Abstract
Background: Gain(1q) is among the most frequent high-risk cytogenetic abnormalities in multiple myeloma (MM), closely linked with treatment resistance, disease progression, and the development of extramedullary disease (EMD). The F11R gene, encoding Junctional Adhesion Molecule-A (JAM-A), is located on chromosome 1q. Beyond adhesive function, JAM-A drives oncogenic signalling via cis-dimerization, promoting proliferation, survival, motility, and dissemination of cancer cells. This study aims to functionally validate JAM-A as a driver of MM progression and to develop a second-generation peptide inhibitor that disrupts JAM-A cis-dimerization, with the aim of impairing MM cell proliferation, adhesion to the bone marrow (BM) niche, invasion and tumour formation.
Methods: F11R expression and associations with cytogenetic risk and survival were analysed using the CoMMpass IA20 dataset. Functional studies included siRNA JAM-A knockdown in JAM-A–high KMS18 cells and JAM-A overexpression in JAM-A–low MM1S cells. JAM-A protein levels were confirmed by Western blot; proliferation was assessed using CyQuant assays. A structure-guided peptide library was designed to improve binding affinity and stability to the JAM-A cis-dimer interface. Candidates were screened for anti-proliferative activity in MM cell lines and primary CD138+ patient-derived cells. Mechanistic assays included β-galactosidase senescence, adhesion to HS5 stromal cells and invasion assays using transwell inserts to identify and validate a lead compound. Peptide specificity was confirmed by using JAM-A knockdown cells. The lead peptide was further evaluated in vivo using the chick chorioallantoic membrane (CAM) model, a rapid and cost-effective xenograft platform developed by our lab (PMID: 35267611) to rapidly screen novel therapies in vivo. This model supports the growth of “plasmacytoma like” tumours from MM cells. KMS18 cells were pre-treated with 200 µM of lead peptide prior to implantation. Tumours were grown for four days; tumour burden was quantified macroscopically and by immunohistochemistry for Ki67 and CD138.

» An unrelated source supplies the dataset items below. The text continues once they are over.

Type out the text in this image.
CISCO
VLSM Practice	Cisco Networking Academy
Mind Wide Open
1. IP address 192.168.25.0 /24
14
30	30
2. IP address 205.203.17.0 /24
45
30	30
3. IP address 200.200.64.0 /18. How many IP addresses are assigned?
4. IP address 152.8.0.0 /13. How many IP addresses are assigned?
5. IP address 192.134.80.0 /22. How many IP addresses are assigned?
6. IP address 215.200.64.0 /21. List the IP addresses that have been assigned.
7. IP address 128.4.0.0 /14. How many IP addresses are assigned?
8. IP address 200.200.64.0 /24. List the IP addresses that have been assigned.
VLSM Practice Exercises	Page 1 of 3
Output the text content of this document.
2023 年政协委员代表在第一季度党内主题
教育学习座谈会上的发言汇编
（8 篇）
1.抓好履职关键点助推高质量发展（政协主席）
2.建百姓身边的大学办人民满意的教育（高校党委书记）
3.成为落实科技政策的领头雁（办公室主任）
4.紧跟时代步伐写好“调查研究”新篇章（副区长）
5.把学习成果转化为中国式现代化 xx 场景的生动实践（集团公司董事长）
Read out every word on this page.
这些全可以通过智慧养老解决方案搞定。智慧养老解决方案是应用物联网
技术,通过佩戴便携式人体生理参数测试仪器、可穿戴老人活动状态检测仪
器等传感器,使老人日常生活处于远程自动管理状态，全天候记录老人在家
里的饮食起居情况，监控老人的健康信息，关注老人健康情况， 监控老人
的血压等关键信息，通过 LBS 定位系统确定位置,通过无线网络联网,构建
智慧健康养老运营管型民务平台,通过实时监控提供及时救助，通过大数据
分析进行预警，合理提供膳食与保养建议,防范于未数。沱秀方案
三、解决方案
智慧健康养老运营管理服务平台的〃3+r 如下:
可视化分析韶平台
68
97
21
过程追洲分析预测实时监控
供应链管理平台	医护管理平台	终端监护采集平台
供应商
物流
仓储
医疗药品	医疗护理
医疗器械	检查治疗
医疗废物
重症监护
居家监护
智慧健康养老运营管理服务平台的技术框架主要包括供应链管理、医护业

Results: Median F11R expression was significantly (p<0.0001) higher in MM patients with gain(1q) (9.61 TPM, n=396) compared to those without (7.138 TPM, n=396 and progressively increased from healthy donors through to relapsed MM (RRMM) (mean healthy: 48.4 vs RRMM: 87.83, p=0.0425) High JAM-A expression was associated with inferior progression-free survival (JAM-A low: 1106 days vs JAM-A high: 914 days, p=0.0516) and overall survival (JAM-A low: 2922 days vs JAM-A high: 2356 days, p=0.0009). Functional studies demonstrated that JAM-A overexpression promotes proliferation: (54% increased in over-expressing cells versus empty vector controls, p=0.0152, (MM1S n=2). From the novel peptide library designed, a peptide termed P4 emerged as the most potent inhibitor of MM cell growth (KMS18 p=0.037, n=4), and reduced proliferation in patient-derived CD138+ cells (n=5). P4 both induced senescence and significantly reduced MM cell adhesion to HS5 stromal cells (untreated: 100% vs P4 treated:71.28%, p=0.0024, n=3), consistent with the adhesive role of JAM-A. Pre-treatment with P4 reduced tumour burden in the CAM model (n=2). Pre-treated tumour xenografts were macroscopically reduced in size and tumour mass (mean: untreated 1.13g vs mean: pre-treated: 0.28g p=<0.0001), with reductions in Ki67 proliferation index and CD138+ plasma cell content.
Conclusion: JAM-A is overexpressed in 1q amplified HR-MM patients and may represent a novel target for this group of patients. Our data suggests that a novel peptide targeting JAM-A may be effective in reducing MM cell proliferation and impairing adhesion to stromal cells. These findings support further preclinical development of JAM-A–targeting strategies in MM.